Citation:  Paper number  131631085,  2013 Kansas City, Missouri, July 21 - July 24, 2013. (doi: http://dx.doi.org/10.13031/aim.20131631085) @2013
Authors:   Quan-guo Zhang, Zhi-ping Zhang, Huan Zhang, Yan-yan Jing, Qing-lin Wu, Guang-yin Xv, Jian-zhi Yue, You-zhou Jiao, Yi Wang
Keywords:   ultrastructural straw reducing sugar yield ball milling pretreatment property hydrogen production

Abstract. Cellulosic biomass can be converted into hydrogen through direct or indirect fermentation pathway. The pretreatment is a key link in hydrogen production process. Especially, mechanical crushing combined with enzymolysis pretreatment process which is an efficiently way. Therefore, it is necessary to study on the pretreatment and properties of ultrastructural straw. The reducing sugar yield which came from the straw after ball milling crushing was used as reference to carry on the single factor and orthogonal experiments to examine the effect of ball milling. Particle size analyzer, scanning electron microscope, X-ray diffraction was utilized to observe the properties of ultrastructural straw. Corncob was measured to have the highest reducing sugar yield. Through analyzing results with DPS analysis software, the optimal parameters of ball milling pretreatment were obtained, as followed: initial size of raw material 0.45mm, ball/powder weight ratio 20:1, milling time 2h.
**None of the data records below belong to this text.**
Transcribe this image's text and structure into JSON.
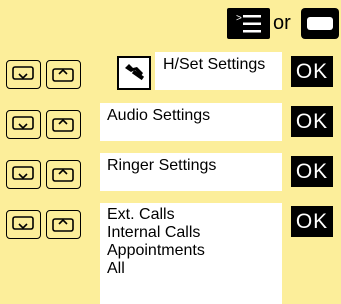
{
  "top": {
    "menu_key_icon": "menu-list-icon",
    "or_label": "or",
    "hardkey_icon": "display-key-icon"
  },
  "rows": [
    {
      "id": "hset",
      "nav_icons": [
        "nav-down-icon",
        "nav-up-icon"
      ],
      "icon": "wrench-icon",
      "label": "H/Set Settings",
      "ok_label": "OK"
    },
    {
      "id": "audio",
      "nav_icons": [
        "nav-down-icon",
        "nav-up-icon"
      ],
      "label": "Audio Settings",
      "ok_label": "OK"
    },
    {
      "id": "ringer",
      "nav_icons": [
        "nav-down-icon",
        "nav-up-icon"
      ],
      "label": "Ringer Settings",
      "ok_label": "OK"
    },
    {
      "id": "calls",
      "nav_icons": [
        "nav-down-icon",
        "nav-up-icon"
      ],
      "options": [
        "Ext. Calls",
        "Internal Calls",
        "Appointments",
        "All"
      ],
      "ok_label": "OK"
    }
  ],
  "colors": {
    "background": "#fcee9a",
    "panel": "#ffffff",
    "key": "#000000"
  }
}
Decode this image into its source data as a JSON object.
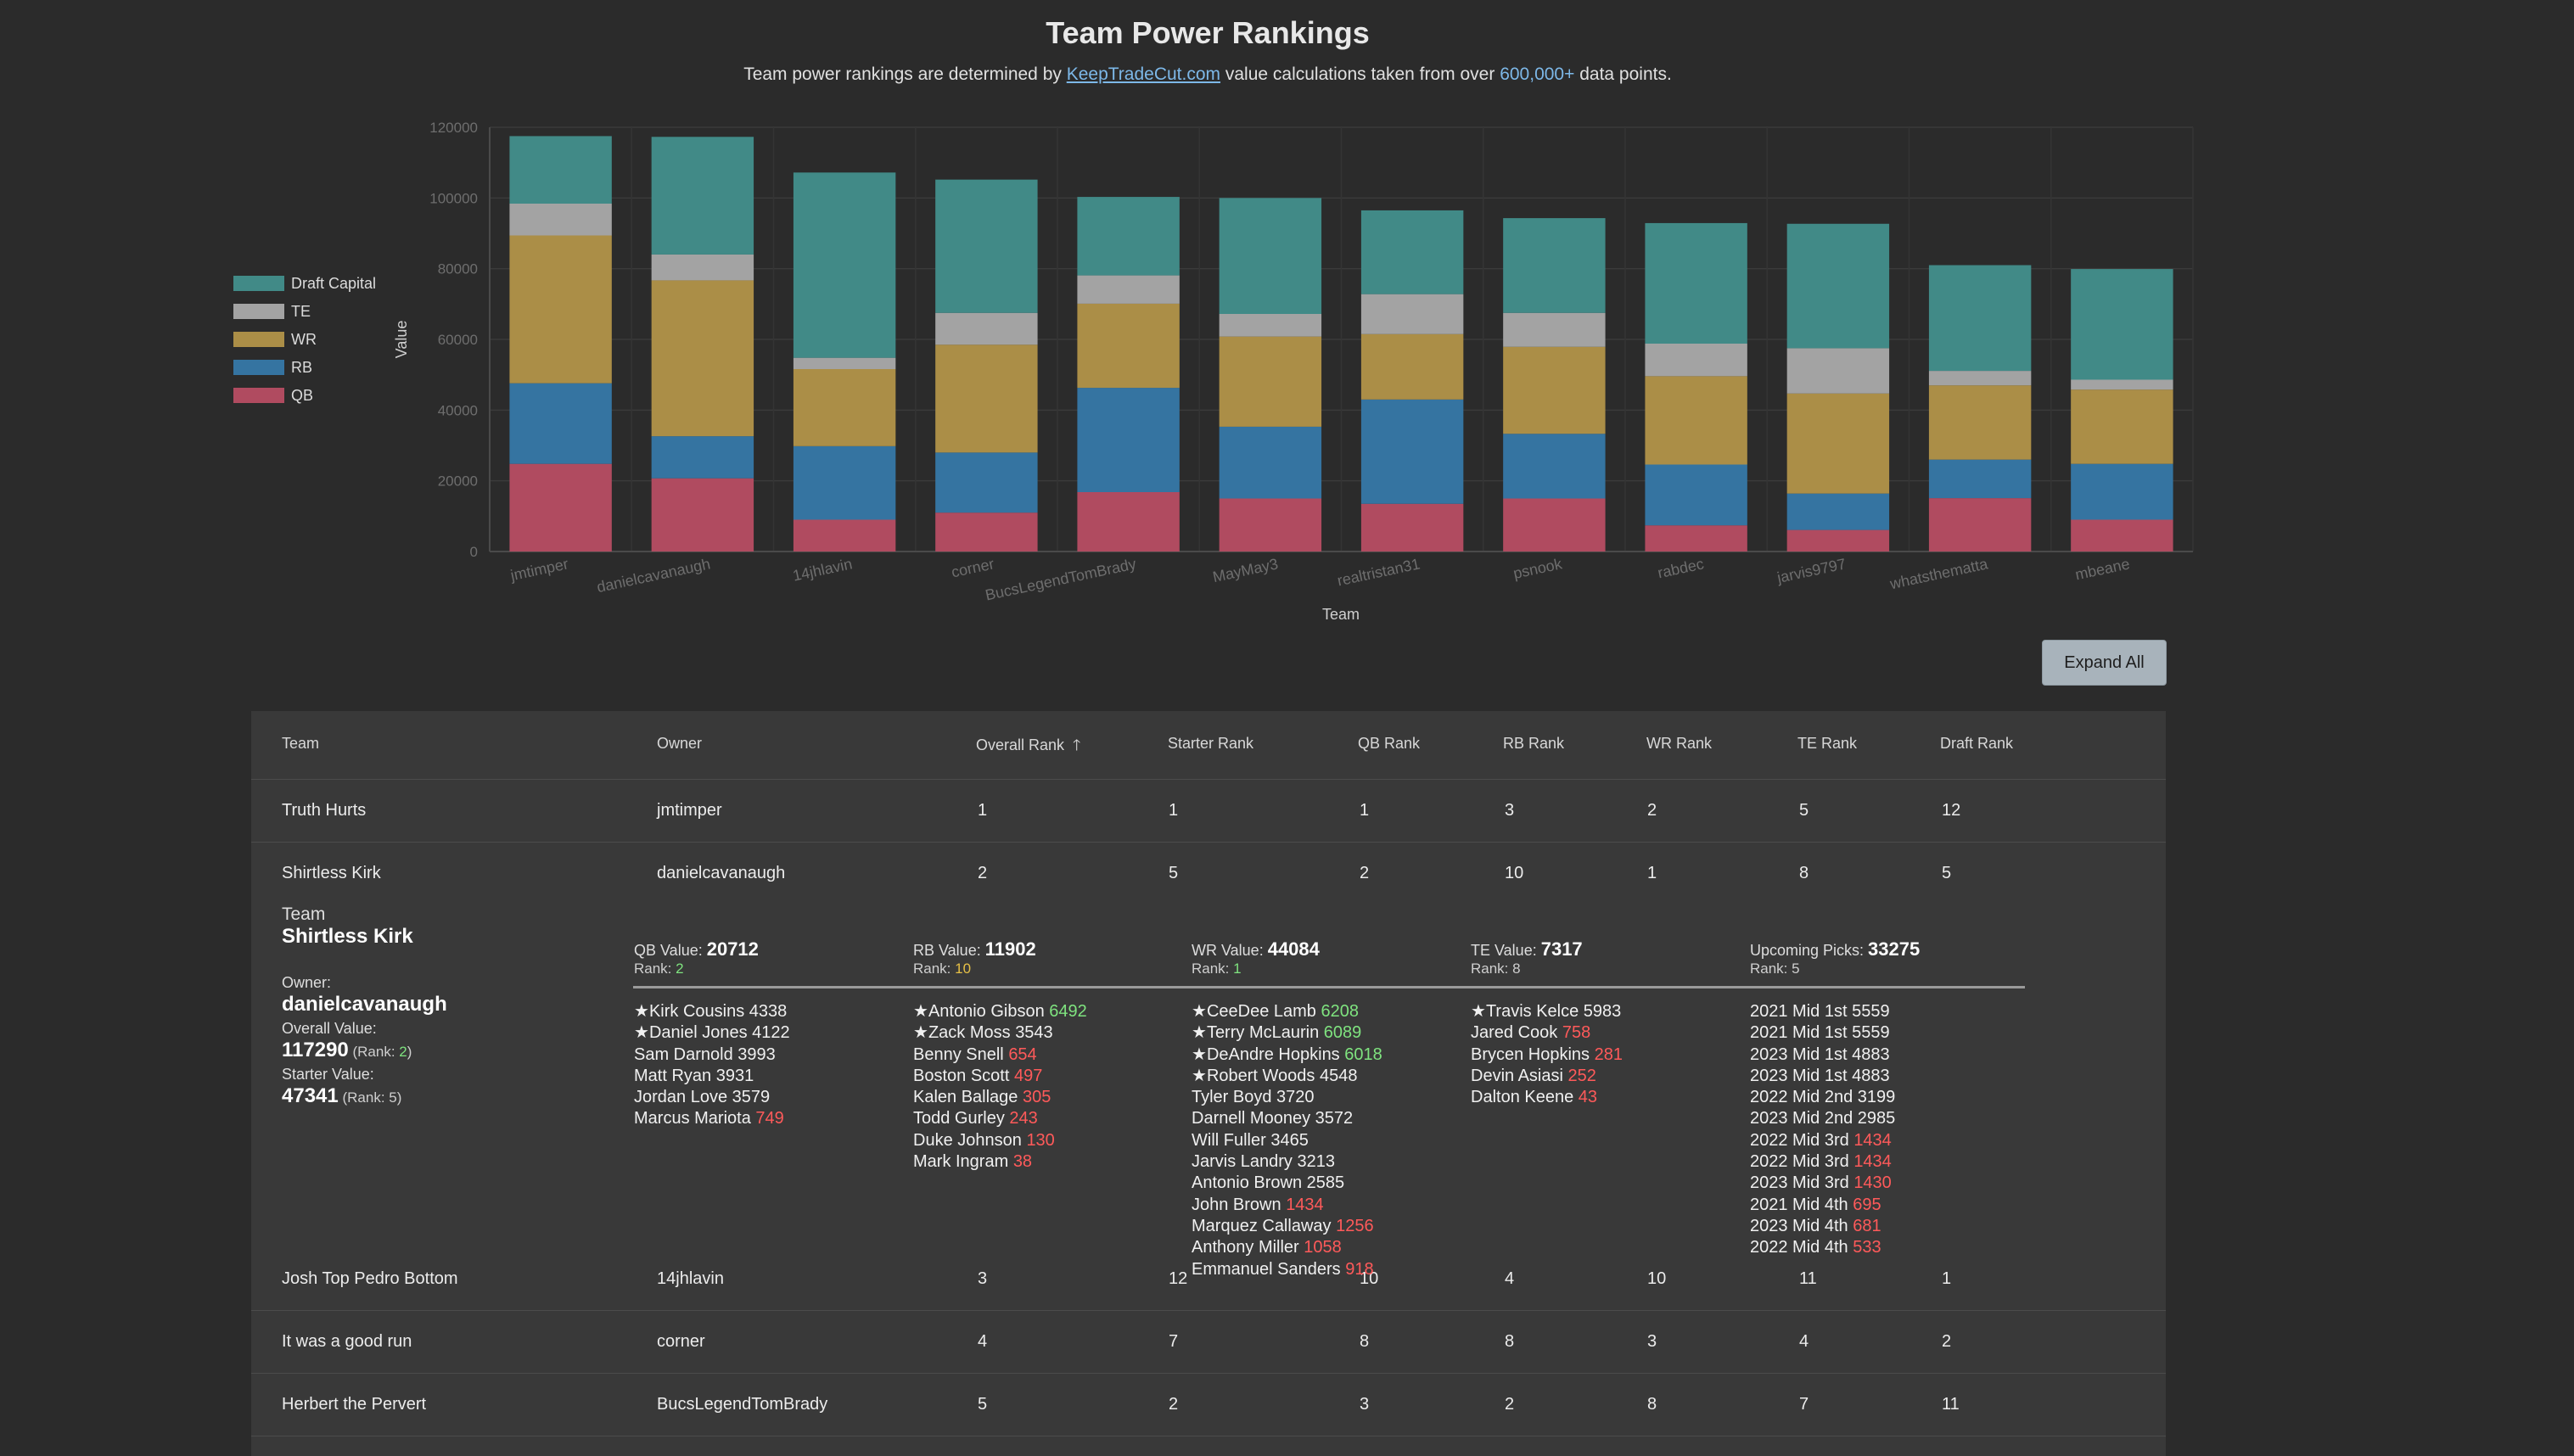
{
  "header": {
    "title": "Team Power Rankings",
    "subtitle_pre": "Team power rankings are determined by ",
    "subtitle_link": "KeepTradeCut.com",
    "subtitle_mid": " value calculations taken from over ",
    "subtitle_highlight": "600,000+",
    "subtitle_post": " data points."
  },
  "chart_data": {
    "type": "bar",
    "stacked": true,
    "categories": [
      "jmtimper",
      "danielcavanaugh",
      "14jhlavin",
      "corner",
      "BucsLegendTomBrady",
      "MayMay3",
      "realtristan31",
      "psnook",
      "rabdec",
      "jarvis9797",
      "whatsthematta",
      "mbeane"
    ],
    "series": [
      {
        "name": "QB",
        "color": "#b04b60",
        "values": [
          24800,
          20712,
          9000,
          11000,
          16800,
          15000,
          13500,
          15000,
          7400,
          6100,
          15100,
          9000
        ]
      },
      {
        "name": "RB",
        "color": "#3574a1",
        "values": [
          22800,
          11902,
          20800,
          17000,
          29500,
          20300,
          29500,
          18300,
          17200,
          10300,
          10900,
          15800
        ]
      },
      {
        "name": "WR",
        "color": "#ab8e47",
        "values": [
          41800,
          44084,
          21800,
          30500,
          23800,
          25500,
          18500,
          24600,
          25000,
          28300,
          21000,
          21000
        ]
      },
      {
        "name": "TE",
        "color": "#a3a3a3",
        "values": [
          9000,
          7317,
          3200,
          9000,
          8000,
          6400,
          11300,
          9600,
          9200,
          12800,
          4100,
          2800
        ]
      },
      {
        "name": "Draft Capital",
        "color": "#418a87",
        "values": [
          19100,
          33275,
          52400,
          37700,
          22200,
          32800,
          23700,
          26800,
          34100,
          35200,
          29900,
          31300
        ]
      }
    ],
    "xlabel": "Team",
    "ylabel": "Value",
    "ylim": [
      0,
      120000
    ],
    "yticks": [
      "0",
      "20000",
      "40000",
      "60000",
      "80000",
      "100000",
      "120000"
    ],
    "grid": true,
    "legend": "left"
  },
  "controls": {
    "expand_all": "Expand All"
  },
  "table": {
    "headers": [
      "Team",
      "Owner",
      "Overall Rank",
      "Starter Rank",
      "QB Rank",
      "RB Rank",
      "WR Rank",
      "TE Rank",
      "Draft Rank"
    ],
    "rows": [
      [
        "Truth Hurts",
        "jmtimper",
        "1",
        "1",
        "1",
        "3",
        "2",
        "5",
        "12"
      ],
      [
        "Shirtless Kirk",
        "danielcavanaugh",
        "2",
        "5",
        "2",
        "10",
        "1",
        "8",
        "5"
      ],
      [
        "Josh Top Pedro Bottom",
        "14jhlavin",
        "3",
        "12",
        "10",
        "4",
        "10",
        "11",
        "1"
      ],
      [
        "It was a good run",
        "corner",
        "4",
        "7",
        "8",
        "8",
        "3",
        "4",
        "2"
      ],
      [
        "Herbert the Pervert",
        "BucsLegendTomBrady",
        "5",
        "2",
        "3",
        "2",
        "8",
        "7",
        "11"
      ]
    ]
  },
  "detail": {
    "team_label": "Team",
    "team_name": "Shirtless Kirk",
    "owner_label": "Owner:",
    "owner": "danielcavanaugh",
    "overall_label": "Overall Value:",
    "overall_value": "117290",
    "overall_rank_pre": " (Rank: ",
    "overall_rank": "2",
    "overall_rank_post": ")",
    "starter_label": "Starter Value:",
    "starter_value": "47341",
    "starter_rank_text": " (Rank: 5)",
    "groups": [
      {
        "label": "QB Value: ",
        "value": "20712",
        "rank_label": "Rank: ",
        "rank": "2",
        "rank_class": "g",
        "players": [
          {
            "star": true,
            "name": "Kirk Cousins",
            "value": "4338",
            "cls": ""
          },
          {
            "star": true,
            "name": "Daniel Jones",
            "value": "4122",
            "cls": ""
          },
          {
            "star": false,
            "name": "Sam Darnold",
            "value": "3993",
            "cls": ""
          },
          {
            "star": false,
            "name": "Matt Ryan",
            "value": "3931",
            "cls": ""
          },
          {
            "star": false,
            "name": "Jordan Love",
            "value": "3579",
            "cls": ""
          },
          {
            "star": false,
            "name": "Marcus Mariota",
            "value": "749",
            "cls": "r"
          }
        ]
      },
      {
        "label": "RB Value: ",
        "value": "11902",
        "rank_label": "Rank: ",
        "rank": "10",
        "rank_class": "y",
        "players": [
          {
            "star": true,
            "name": "Antonio Gibson",
            "value": "6492",
            "cls": "g"
          },
          {
            "star": true,
            "name": "Zack Moss",
            "value": "3543",
            "cls": ""
          },
          {
            "star": false,
            "name": "Benny Snell",
            "value": "654",
            "cls": "r"
          },
          {
            "star": false,
            "name": "Boston Scott",
            "value": "497",
            "cls": "r"
          },
          {
            "star": false,
            "name": "Kalen Ballage",
            "value": "305",
            "cls": "r"
          },
          {
            "star": false,
            "name": "Todd Gurley",
            "value": "243",
            "cls": "r"
          },
          {
            "star": false,
            "name": "Duke Johnson",
            "value": "130",
            "cls": "r"
          },
          {
            "star": false,
            "name": "Mark Ingram",
            "value": "38",
            "cls": "r"
          }
        ]
      },
      {
        "label": "WR Value: ",
        "value": "44084",
        "rank_label": "Rank: ",
        "rank": "1",
        "rank_class": "g",
        "players": [
          {
            "star": true,
            "name": "CeeDee Lamb",
            "value": "6208",
            "cls": "g"
          },
          {
            "star": true,
            "name": "Terry McLaurin",
            "value": "6089",
            "cls": "g"
          },
          {
            "star": true,
            "name": "DeAndre Hopkins",
            "value": "6018",
            "cls": "g"
          },
          {
            "star": true,
            "name": "Robert Woods",
            "value": "4548",
            "cls": ""
          },
          {
            "star": false,
            "name": "Tyler Boyd",
            "value": "3720",
            "cls": ""
          },
          {
            "star": false,
            "name": "Darnell Mooney",
            "value": "3572",
            "cls": ""
          },
          {
            "star": false,
            "name": "Will Fuller",
            "value": "3465",
            "cls": ""
          },
          {
            "star": false,
            "name": "Jarvis Landry",
            "value": "3213",
            "cls": ""
          },
          {
            "star": false,
            "name": "Antonio Brown",
            "value": "2585",
            "cls": ""
          },
          {
            "star": false,
            "name": "John Brown",
            "value": "1434",
            "cls": "r"
          },
          {
            "star": false,
            "name": "Marquez Callaway",
            "value": "1256",
            "cls": "r"
          },
          {
            "star": false,
            "name": "Anthony Miller",
            "value": "1058",
            "cls": "r"
          },
          {
            "star": false,
            "name": "Emmanuel Sanders",
            "value": "918",
            "cls": "r"
          }
        ]
      },
      {
        "label": "TE Value: ",
        "value": "7317",
        "rank_label": "Rank: ",
        "rank": "8",
        "rank_class": "",
        "players": [
          {
            "star": true,
            "name": "Travis Kelce",
            "value": "5983",
            "cls": ""
          },
          {
            "star": false,
            "name": "Jared Cook",
            "value": "758",
            "cls": "r"
          },
          {
            "star": false,
            "name": "Brycen Hopkins",
            "value": "281",
            "cls": "r"
          },
          {
            "star": false,
            "name": "Devin Asiasi",
            "value": "252",
            "cls": "r"
          },
          {
            "star": false,
            "name": "Dalton Keene",
            "value": "43",
            "cls": "r"
          }
        ]
      },
      {
        "label": "Upcoming Picks: ",
        "value": "33275",
        "rank_label": "Rank: ",
        "rank": "5",
        "rank_class": "",
        "players": [
          {
            "star": false,
            "name": "2021 Mid 1st",
            "value": "5559",
            "cls": ""
          },
          {
            "star": false,
            "name": "2021 Mid 1st",
            "value": "5559",
            "cls": ""
          },
          {
            "star": false,
            "name": "2023 Mid 1st",
            "value": "4883",
            "cls": ""
          },
          {
            "star": false,
            "name": "2023 Mid 1st",
            "value": "4883",
            "cls": ""
          },
          {
            "star": false,
            "name": "2022 Mid 2nd",
            "value": "3199",
            "cls": ""
          },
          {
            "star": false,
            "name": "2023 Mid 2nd",
            "value": "2985",
            "cls": ""
          },
          {
            "star": false,
            "name": "2022 Mid 3rd",
            "value": "1434",
            "cls": "r"
          },
          {
            "star": false,
            "name": "2022 Mid 3rd",
            "value": "1434",
            "cls": "r"
          },
          {
            "star": false,
            "name": "2023 Mid 3rd",
            "value": "1430",
            "cls": "r"
          },
          {
            "star": false,
            "name": "2021 Mid 4th",
            "value": "695",
            "cls": "r"
          },
          {
            "star": false,
            "name": "2023 Mid 4th",
            "value": "681",
            "cls": "r"
          },
          {
            "star": false,
            "name": "2022 Mid 4th",
            "value": "533",
            "cls": "r"
          }
        ]
      }
    ]
  }
}
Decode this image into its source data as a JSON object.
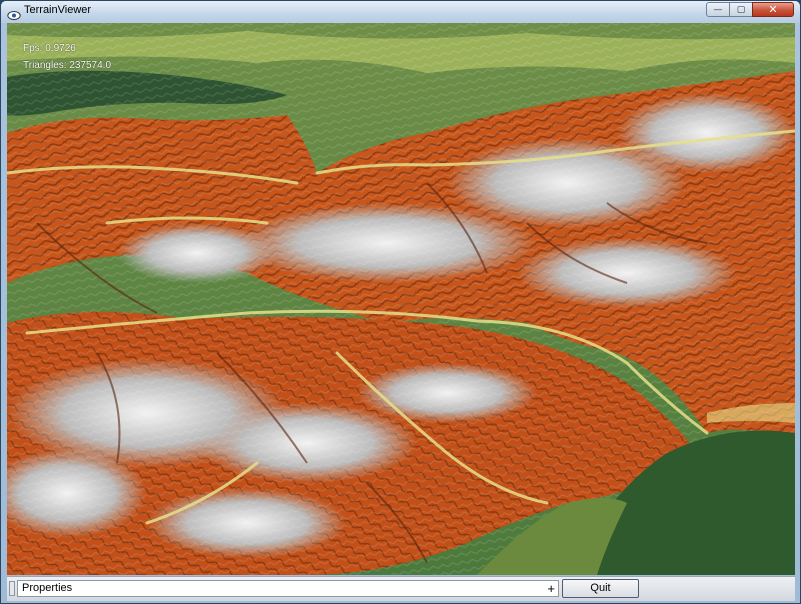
{
  "window": {
    "title": "TerrainViewer"
  },
  "controls": {
    "minimize": "—",
    "maximize": "▢",
    "close": "✕"
  },
  "hud": {
    "fps": "Fps: 0.9726",
    "triangles": "Triangles: 237574.0"
  },
  "footer": {
    "properties_label": "Properties",
    "properties_toggle": "+",
    "quit_label": "Quit"
  },
  "colors": {
    "terrain_lowland": "#4c7a3c",
    "terrain_lake": "#2e5432",
    "terrain_midslope": "#c8561a",
    "terrain_ridge_dark": "#5a2410",
    "terrain_snow": "#e8e8e8",
    "terrain_valley_light": "#e6e08a"
  }
}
After ball milling, biomass cell wall was effectively opened, specific surface increased, particle size decreased, the microstructure changed and became loose and porous, the cellulose degree of crystallinity were all aggressively lowered, cellulose accessibility was increased, the saccharified rate was improved with the decreasing particle size. All these properties will make the hydrogen producing capacity increased efficiency. These parameters and properties are of great value to reduce the cost of hydrogen production and to promote the development of biological hydrogen production technology by photosynthetic bacteria.